Tue Aug 21 09:34:32 UTC 2018

On 18/08/18 00:16, Samuel Audet wrote:
> About the Array type, it's still not clear to me why we can't just 
> extend the Pointer with a "length"? It's not like pointers in C don't 
> typically point to memory regions with length > 0: It's just often 
> unknown. I've modeled the Pointer type in JavaCPP after Buffer (with 
> position, limit, and capacity) and I haven't had any issues at all in 
> years. None whatsoever. What is the benefit you perceive in mapping 
> artificially 1 C concept into 2 Java concepts? I was not able to find 
> the rationale from your document... If the idea is to provide safe 
> get()/set() methods, why not simply use a layout? What does the Array 
> type do that a layout could not do? That's basically what I do with 
> the indexer package and it works fine:
> http://bytedeco.org/news/2014/12/23/third-release/
> Again, no issues whatsoever in years, without complicating the API! 
I'm not sure I follow your argument fully. In the C language spec 
there's not one concept, but two - we have array types and pointer 
types. Their behavior is quite different, so, for instance sizeof 
returns quite different things if you compare sizeof(int[]) with 
sizeof(int*). More generally, an array refers to a contiguous region of 
memory filled by N objects of the same kind. Layout-wise, an array is 
much more similar to a struct than it is to a pointer. E.g. int[3] and 
struct { int, int, int } have the same layout.

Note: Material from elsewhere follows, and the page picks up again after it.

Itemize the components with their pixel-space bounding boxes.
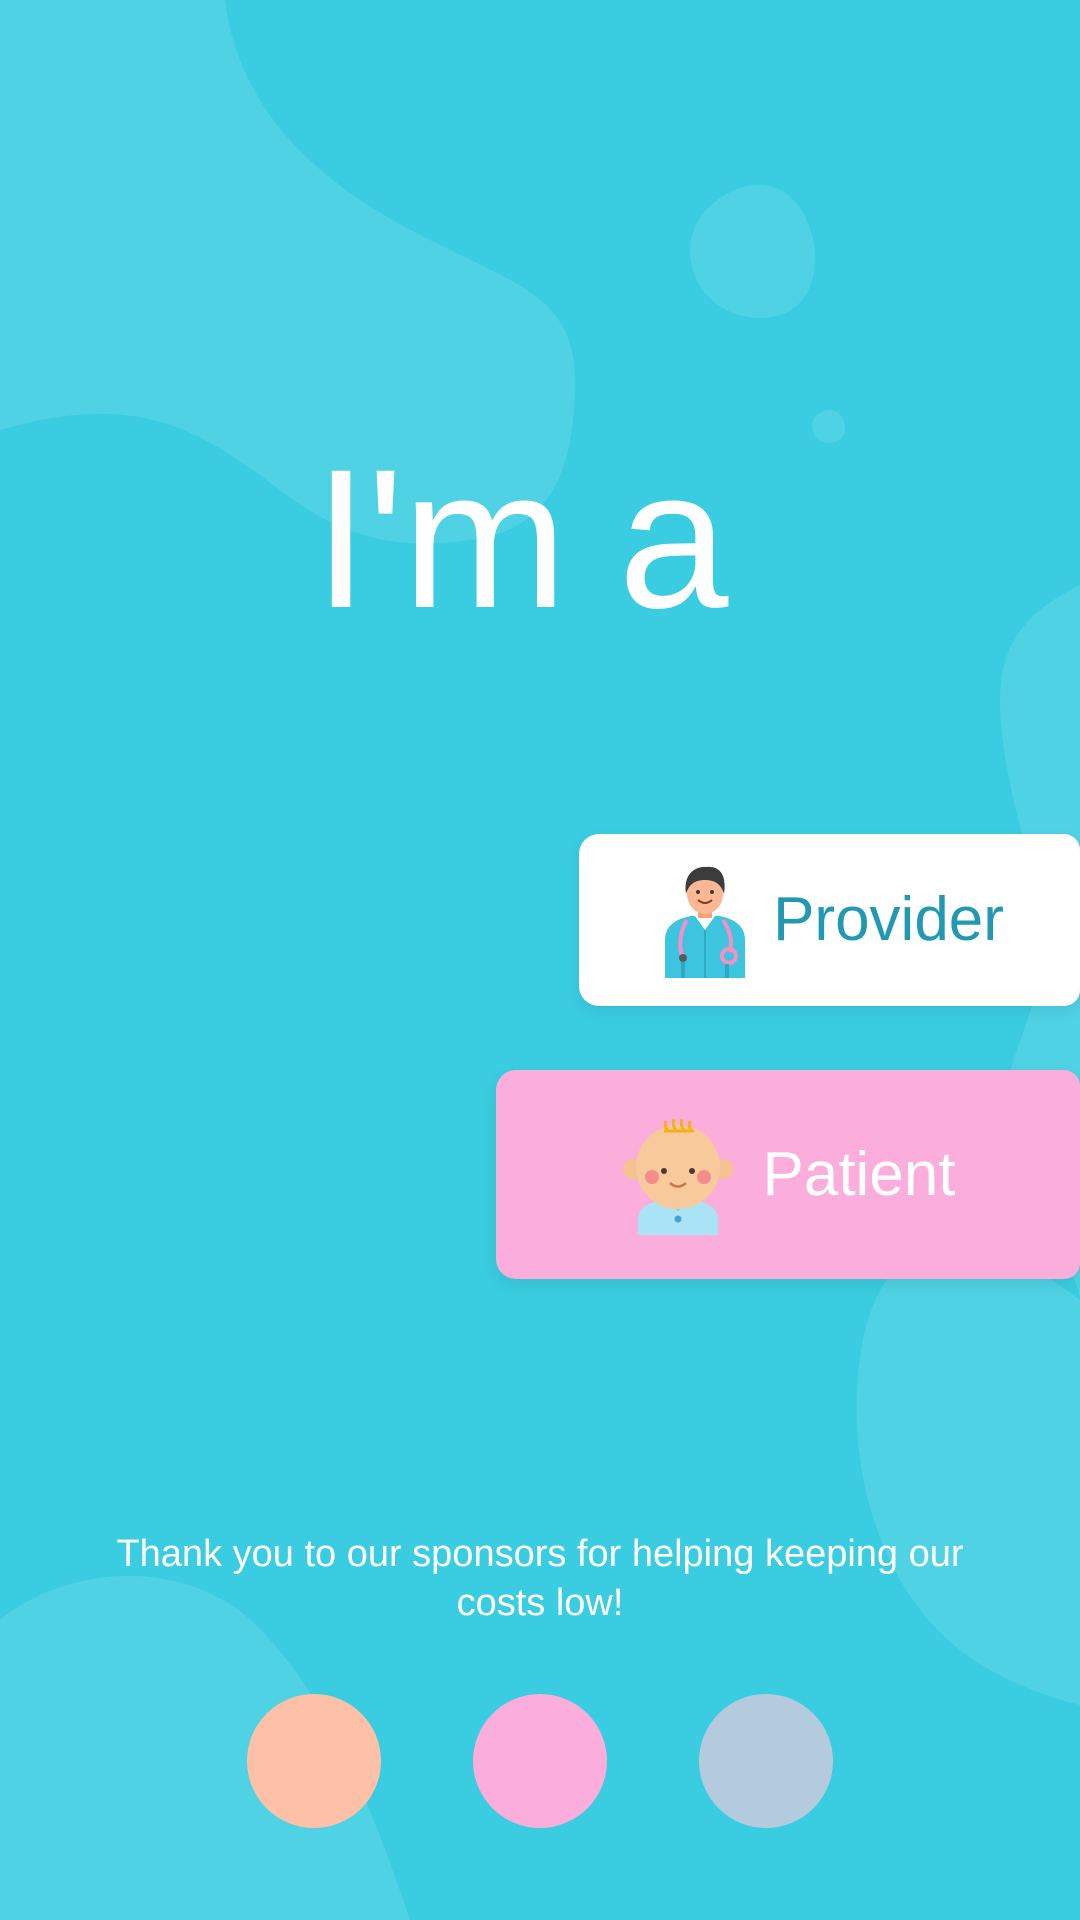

Of course there is a relationship between arrays and pointers, and that 
is caused by the fact that an array always decays to a 'base pointer' - 
when the context requires it. But the layout of this base pointer is 
rather different - e.g. if you take the base pointer of an int[3], you 
and up with a pointer whose pointee is 'int'.

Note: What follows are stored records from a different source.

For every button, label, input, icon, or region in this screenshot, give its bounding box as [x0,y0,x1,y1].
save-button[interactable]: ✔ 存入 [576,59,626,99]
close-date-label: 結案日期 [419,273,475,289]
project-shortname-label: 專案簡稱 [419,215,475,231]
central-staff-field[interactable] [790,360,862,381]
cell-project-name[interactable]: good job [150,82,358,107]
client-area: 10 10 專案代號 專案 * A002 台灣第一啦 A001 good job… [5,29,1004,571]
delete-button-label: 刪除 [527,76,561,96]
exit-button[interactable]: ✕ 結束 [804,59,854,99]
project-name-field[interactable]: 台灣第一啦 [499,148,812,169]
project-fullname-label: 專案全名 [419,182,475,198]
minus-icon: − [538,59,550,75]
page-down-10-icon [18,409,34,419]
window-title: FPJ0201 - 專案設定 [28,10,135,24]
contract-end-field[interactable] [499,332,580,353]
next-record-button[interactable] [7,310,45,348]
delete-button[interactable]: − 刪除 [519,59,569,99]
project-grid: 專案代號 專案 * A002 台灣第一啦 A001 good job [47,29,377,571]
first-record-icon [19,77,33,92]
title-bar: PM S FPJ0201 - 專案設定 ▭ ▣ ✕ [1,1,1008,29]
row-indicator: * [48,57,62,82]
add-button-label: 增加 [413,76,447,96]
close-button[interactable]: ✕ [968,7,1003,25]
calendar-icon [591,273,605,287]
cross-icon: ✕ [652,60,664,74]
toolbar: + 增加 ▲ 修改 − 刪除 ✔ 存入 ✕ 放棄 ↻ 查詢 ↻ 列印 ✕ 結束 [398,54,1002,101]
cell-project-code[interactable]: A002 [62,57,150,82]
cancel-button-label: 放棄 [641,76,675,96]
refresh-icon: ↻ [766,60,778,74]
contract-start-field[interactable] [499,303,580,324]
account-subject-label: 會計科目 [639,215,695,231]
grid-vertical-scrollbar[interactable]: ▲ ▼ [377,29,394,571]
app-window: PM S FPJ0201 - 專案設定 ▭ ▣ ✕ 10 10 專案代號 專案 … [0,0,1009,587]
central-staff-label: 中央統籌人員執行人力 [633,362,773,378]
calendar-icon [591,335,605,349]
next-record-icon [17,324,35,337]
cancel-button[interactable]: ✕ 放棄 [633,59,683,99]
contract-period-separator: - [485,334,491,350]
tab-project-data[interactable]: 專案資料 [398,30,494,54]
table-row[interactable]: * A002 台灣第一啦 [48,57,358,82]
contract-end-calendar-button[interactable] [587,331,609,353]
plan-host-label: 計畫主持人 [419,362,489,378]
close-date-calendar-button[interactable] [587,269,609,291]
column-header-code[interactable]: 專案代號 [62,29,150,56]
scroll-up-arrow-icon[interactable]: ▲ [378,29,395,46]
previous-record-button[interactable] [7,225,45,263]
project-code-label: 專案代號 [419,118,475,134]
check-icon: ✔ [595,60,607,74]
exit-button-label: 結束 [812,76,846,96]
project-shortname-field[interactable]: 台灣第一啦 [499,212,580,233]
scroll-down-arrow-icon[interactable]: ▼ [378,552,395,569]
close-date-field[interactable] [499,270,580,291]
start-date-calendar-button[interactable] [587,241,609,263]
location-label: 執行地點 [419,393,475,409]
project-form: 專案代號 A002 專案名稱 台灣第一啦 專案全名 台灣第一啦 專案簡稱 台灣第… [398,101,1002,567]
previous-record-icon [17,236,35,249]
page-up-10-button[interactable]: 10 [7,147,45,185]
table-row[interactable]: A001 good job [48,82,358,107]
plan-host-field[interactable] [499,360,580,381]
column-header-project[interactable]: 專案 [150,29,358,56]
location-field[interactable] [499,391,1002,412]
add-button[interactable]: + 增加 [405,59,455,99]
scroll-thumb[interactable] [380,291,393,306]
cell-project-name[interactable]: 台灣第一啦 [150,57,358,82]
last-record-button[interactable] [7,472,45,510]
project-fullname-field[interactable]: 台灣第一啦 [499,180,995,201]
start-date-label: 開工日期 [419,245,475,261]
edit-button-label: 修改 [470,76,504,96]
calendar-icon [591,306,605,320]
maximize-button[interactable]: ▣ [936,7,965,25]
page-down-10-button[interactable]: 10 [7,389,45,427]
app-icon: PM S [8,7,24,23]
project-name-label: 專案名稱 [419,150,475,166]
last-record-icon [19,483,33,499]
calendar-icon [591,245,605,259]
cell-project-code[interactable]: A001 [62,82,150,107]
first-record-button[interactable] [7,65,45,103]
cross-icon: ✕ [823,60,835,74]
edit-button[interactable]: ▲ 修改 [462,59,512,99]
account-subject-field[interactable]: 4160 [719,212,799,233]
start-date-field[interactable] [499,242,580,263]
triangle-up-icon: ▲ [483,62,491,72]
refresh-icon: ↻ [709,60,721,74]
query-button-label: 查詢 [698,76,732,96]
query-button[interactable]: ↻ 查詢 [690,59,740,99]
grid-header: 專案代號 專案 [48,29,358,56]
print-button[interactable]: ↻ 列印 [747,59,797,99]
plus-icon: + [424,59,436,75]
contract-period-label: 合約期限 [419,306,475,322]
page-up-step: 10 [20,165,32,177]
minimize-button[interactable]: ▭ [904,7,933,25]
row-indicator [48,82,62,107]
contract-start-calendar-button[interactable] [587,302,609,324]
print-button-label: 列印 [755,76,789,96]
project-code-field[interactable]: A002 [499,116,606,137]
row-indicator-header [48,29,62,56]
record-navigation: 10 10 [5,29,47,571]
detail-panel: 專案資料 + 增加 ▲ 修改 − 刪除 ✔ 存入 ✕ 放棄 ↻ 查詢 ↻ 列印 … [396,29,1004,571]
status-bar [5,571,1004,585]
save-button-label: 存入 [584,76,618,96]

Now, if we had a calculus for layouts which allowed to specify sizes as 
well - and maybe ours can do that with layout annotations:

u64(length=3):i32

Then it kind of seems that it would be possible to lump arrays and 
pointers together. But there's one detail that is omitted from this 
layout description: this description does not mandate that the elements 
occur 'right here right now'. That is, if I have a struct like this:

[ u64(length=3):i32 ]

Does the struct have a field of size 32 * 3 inline, or does the struct 
have a field of size 64 which points to some contiguous region of memory 
storing 3 ints? I believe the layout expression above suggests the latter.

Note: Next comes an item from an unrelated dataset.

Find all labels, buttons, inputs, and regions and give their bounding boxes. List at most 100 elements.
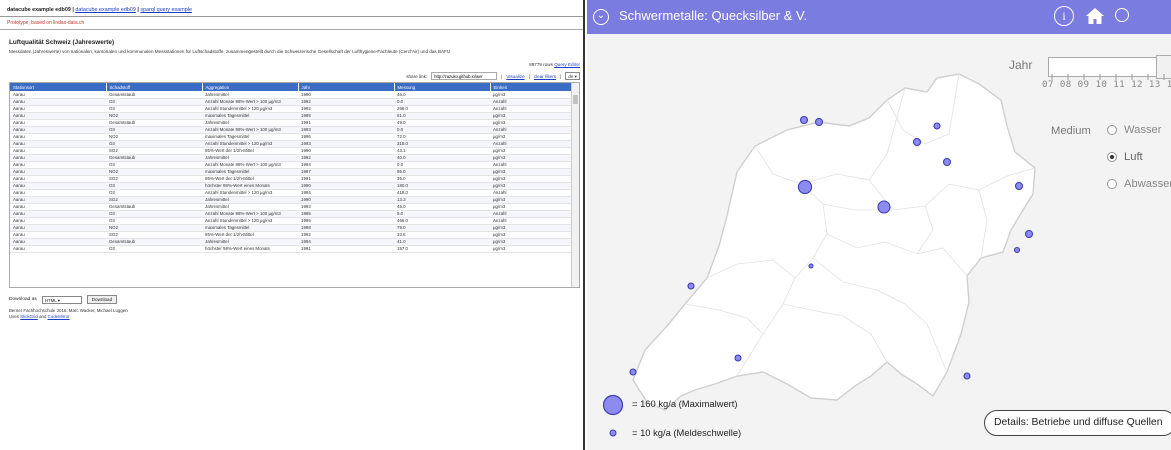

The Array API point is there to recognize this distinction: an array is 
a lump of memory; if you want you can take a pointer to the first array 
element out of it, and work that way - but the fact that it's easy to go 
in that direction doesn't mean there must be an 'is-a' relationship 
between the two entities. Of course, when you design an API there are 
many such decisions - John calls them with the apt definition splitting 
vs. lumping. At the time we considered both lumping (e.g. just use 
pointers) and splitting (the model we have now) and found that the 
latter offered much more clarity to the programmer. While arrays and 
pointers do overlap, there are certain differences (e.g. copy semantics 
on array struct field access) that, at the time we looked at them, 
pushed us towards the 'split' choice. It's not, of course, a choice set 
in stone, but I think it's one we're pretty happy with at the moment 
(unlike that, e.g. for function pointer automatic conversion).

As for your point on the relationship between Panama and Java arrays - 
Java arrays are essentially unsuitable for the kind of raw mapping we 
wanted to achieve at this stage. This does not preclude us to add a 
'civilized' binding layer which autoconverts native arrays into Java 
arrays - but since that's an expensive move, it will be an opt in.

The fact that Java arrays are not interfaces is biting us here, as well 
- Array 2.0 explored the possibility of having an Array<any X> 
interface, specialized in primitive types; with such support available 
we could indeed treat Panama arrays as specific instances of such a 
generalized interface. Until that support is available, we have to paper 
over the differences in other ways, which is what this API is attempting 
to do.

Cheers
Maurizio